Local officials were pleased, but cautious, about the anticipated ruling.

Dallas Fire Chief Fred Hertel said the statement is preliminary and the final ruling has yet to be issued. Once it is, the city — which has several departments in addition to the fire department that use volunteers — will decide what its policy will be moving forward.

Fred Hertel

Fred Hertel

"We are looking at all of our avenues before making a decision," he said.

However, the reference to "bona fide volunteers" in the Treasury Department statement brings to light another key issue.

The Internal Revenue Service definition of "employee" includes anyone receiving payment — including nominal volunteer stipends, Hertel said. That means those stipends are considered taxable income, a policy that has forced fire departments nationwide to change their volunteer programs.

Starting Jan. 1, Polk County Fire District No. 1 and the Dallas Fire Department ended their volunteer reimbursement program to make sure their volunteers were truly volunteers according to IRS statutes. Hertel said he has seen departments receive fines because of the practice.

"There is some pressure, nationwide from the fire service, to change that," he said. But, "As a fire service, we are trying to address that issue before receiving fines."

The stipends were small — very small — but it meant something to offer them to the volunteers.

"It is unfortunate," Polk No. 1 interim chief John Stein said. "They give their time, so it was nice to give something back to them in return."

Adding to the frustration is that clarification was requested from the IRS about its definition of volunteer a year ago, Kevin Henson, the Marion County Fire District No. 1 chief and member of the Oregon Fire Chiefs Association (OCFA), said.

John Stein

John Stein

Henson added other federal and state agencies have conflicting definitions for volunteers, including Oregon Bureau of Labor and Industries (BOLI) and the U.S. Department of Labor (DOL), making compliance impossible.

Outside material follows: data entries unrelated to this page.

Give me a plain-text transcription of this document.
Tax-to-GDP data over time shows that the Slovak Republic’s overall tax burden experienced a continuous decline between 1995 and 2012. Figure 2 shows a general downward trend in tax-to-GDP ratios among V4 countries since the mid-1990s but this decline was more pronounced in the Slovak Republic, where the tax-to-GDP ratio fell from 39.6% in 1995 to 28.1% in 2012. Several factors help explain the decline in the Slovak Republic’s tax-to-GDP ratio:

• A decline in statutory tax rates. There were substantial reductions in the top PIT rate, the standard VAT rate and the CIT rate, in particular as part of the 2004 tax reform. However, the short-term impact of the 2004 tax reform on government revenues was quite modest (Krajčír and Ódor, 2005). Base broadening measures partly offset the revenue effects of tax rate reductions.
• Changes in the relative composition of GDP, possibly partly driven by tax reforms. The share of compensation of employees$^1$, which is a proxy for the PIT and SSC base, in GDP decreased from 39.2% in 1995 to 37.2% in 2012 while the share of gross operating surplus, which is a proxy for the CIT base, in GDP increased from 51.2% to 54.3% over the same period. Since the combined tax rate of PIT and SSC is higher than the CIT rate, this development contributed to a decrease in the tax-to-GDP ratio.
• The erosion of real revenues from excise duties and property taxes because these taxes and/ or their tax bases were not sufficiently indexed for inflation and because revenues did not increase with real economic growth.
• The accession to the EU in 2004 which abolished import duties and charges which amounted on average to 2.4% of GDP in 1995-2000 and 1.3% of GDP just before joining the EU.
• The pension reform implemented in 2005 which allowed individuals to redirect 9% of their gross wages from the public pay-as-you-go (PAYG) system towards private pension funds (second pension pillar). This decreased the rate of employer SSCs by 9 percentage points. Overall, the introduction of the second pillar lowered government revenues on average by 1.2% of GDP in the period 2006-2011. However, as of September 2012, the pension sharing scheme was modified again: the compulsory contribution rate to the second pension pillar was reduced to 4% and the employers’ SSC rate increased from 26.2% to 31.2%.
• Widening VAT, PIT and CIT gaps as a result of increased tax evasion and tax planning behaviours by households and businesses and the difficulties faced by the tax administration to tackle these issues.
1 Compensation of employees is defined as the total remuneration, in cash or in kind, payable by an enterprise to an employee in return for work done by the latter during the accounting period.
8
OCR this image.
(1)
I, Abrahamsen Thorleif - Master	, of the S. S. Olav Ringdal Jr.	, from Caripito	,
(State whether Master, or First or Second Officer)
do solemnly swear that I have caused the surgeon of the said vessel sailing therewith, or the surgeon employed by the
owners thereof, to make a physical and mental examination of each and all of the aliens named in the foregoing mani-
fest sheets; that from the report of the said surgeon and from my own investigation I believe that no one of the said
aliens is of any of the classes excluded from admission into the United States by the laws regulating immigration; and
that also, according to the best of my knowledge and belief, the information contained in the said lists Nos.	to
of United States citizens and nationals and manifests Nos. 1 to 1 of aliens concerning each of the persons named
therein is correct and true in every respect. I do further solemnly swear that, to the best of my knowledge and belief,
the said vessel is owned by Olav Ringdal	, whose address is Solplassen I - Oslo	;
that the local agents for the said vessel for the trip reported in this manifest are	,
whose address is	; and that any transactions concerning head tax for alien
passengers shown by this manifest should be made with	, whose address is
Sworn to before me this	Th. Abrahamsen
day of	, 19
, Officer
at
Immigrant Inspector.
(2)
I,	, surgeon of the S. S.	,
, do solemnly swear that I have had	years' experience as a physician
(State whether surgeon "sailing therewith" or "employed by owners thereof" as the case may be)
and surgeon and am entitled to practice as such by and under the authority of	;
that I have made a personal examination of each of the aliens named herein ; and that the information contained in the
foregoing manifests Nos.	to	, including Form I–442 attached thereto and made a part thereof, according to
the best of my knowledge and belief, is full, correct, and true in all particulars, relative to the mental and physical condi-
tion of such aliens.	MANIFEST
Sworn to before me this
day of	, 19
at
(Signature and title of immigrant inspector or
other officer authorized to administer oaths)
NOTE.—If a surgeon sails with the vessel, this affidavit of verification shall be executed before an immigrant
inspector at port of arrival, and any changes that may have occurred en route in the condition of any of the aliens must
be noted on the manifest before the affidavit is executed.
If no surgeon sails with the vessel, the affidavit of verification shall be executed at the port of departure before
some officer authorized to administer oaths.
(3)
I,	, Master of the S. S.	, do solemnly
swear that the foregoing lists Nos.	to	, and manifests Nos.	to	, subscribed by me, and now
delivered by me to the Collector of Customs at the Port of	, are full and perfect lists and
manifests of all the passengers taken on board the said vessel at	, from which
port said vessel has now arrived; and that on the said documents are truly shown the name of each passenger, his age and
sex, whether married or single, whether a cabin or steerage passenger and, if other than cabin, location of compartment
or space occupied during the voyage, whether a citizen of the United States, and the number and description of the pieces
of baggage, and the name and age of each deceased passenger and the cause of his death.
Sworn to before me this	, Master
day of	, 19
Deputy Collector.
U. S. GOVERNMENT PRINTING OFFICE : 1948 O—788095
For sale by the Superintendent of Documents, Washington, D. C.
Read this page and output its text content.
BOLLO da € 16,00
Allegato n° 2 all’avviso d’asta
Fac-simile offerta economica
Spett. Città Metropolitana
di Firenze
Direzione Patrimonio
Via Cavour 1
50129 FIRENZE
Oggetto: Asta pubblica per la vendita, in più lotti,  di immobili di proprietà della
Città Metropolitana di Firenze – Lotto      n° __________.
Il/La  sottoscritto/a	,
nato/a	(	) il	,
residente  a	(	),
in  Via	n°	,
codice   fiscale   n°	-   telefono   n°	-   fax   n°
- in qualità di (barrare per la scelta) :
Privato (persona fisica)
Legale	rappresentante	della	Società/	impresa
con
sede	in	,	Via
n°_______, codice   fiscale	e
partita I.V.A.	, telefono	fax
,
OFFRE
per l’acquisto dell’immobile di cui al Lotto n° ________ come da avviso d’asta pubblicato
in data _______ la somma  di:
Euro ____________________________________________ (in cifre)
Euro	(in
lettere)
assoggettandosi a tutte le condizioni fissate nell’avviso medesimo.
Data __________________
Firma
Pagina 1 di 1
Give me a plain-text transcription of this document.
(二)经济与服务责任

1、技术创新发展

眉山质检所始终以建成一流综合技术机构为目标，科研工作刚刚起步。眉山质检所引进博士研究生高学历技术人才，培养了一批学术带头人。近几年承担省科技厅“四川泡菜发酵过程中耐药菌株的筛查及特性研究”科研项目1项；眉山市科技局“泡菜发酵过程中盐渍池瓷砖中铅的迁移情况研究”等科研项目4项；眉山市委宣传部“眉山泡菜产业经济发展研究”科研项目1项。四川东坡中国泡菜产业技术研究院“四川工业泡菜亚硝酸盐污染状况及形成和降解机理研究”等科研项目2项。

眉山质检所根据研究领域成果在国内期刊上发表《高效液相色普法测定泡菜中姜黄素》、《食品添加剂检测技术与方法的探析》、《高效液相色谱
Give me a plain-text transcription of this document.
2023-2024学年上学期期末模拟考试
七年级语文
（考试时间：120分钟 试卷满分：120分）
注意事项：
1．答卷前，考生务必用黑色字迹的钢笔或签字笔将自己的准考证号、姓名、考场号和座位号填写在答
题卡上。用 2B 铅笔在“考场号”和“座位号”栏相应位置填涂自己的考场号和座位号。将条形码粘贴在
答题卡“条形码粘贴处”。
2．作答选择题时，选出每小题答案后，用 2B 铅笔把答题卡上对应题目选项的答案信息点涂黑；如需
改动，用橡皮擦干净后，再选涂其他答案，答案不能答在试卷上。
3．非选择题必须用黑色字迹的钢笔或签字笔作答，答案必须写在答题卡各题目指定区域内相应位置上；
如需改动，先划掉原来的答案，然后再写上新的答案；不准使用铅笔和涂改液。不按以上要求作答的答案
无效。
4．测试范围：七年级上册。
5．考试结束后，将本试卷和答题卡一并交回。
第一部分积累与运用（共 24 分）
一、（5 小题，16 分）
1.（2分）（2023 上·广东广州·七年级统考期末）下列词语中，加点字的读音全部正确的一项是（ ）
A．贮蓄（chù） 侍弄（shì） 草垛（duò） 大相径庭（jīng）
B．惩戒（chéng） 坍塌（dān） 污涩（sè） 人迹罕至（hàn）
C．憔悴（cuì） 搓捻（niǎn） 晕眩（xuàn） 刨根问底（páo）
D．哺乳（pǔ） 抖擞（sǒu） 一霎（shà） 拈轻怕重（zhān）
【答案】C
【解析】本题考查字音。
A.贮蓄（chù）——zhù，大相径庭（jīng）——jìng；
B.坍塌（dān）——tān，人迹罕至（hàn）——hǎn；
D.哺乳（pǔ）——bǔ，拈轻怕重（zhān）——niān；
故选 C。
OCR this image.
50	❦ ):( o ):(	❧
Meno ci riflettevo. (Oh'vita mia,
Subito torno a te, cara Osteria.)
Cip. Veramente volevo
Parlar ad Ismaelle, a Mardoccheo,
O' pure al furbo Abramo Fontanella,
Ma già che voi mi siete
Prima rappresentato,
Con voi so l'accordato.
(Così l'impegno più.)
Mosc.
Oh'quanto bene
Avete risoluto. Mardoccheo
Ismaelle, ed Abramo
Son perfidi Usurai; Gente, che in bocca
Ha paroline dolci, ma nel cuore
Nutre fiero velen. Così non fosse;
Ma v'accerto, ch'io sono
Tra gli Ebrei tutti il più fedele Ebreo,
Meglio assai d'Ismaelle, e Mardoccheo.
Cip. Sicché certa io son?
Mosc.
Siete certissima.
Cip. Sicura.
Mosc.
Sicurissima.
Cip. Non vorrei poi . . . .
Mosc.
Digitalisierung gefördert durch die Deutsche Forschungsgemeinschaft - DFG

What's more, he said Oregon Public Employees Retirement System (PERS), in addition to the IRS, wants a piece of what little compensation volunteers receive.

"The definition of volunteer should not be arbitrary, leaving fire departments with an unknown potential liability and reduced ability to protect and serve our community," said Henson in an OFCA statement on the issue.

"We support legislation that provides a mechanism for nominal compensation of volunteers without creating unintended consequences with PERS and the IRS."

Perhaps what could be considered a silver lining in an otherwise frustrating situation is that what everybody says about volunteers is proving true: they do volunteer to serve the community, and not for the money.

"The part that is really rewarding is that we didn't have a single one of our volunteers decide to step down because of this," Stein said. "It shows their dedication. … I was very impressed by that."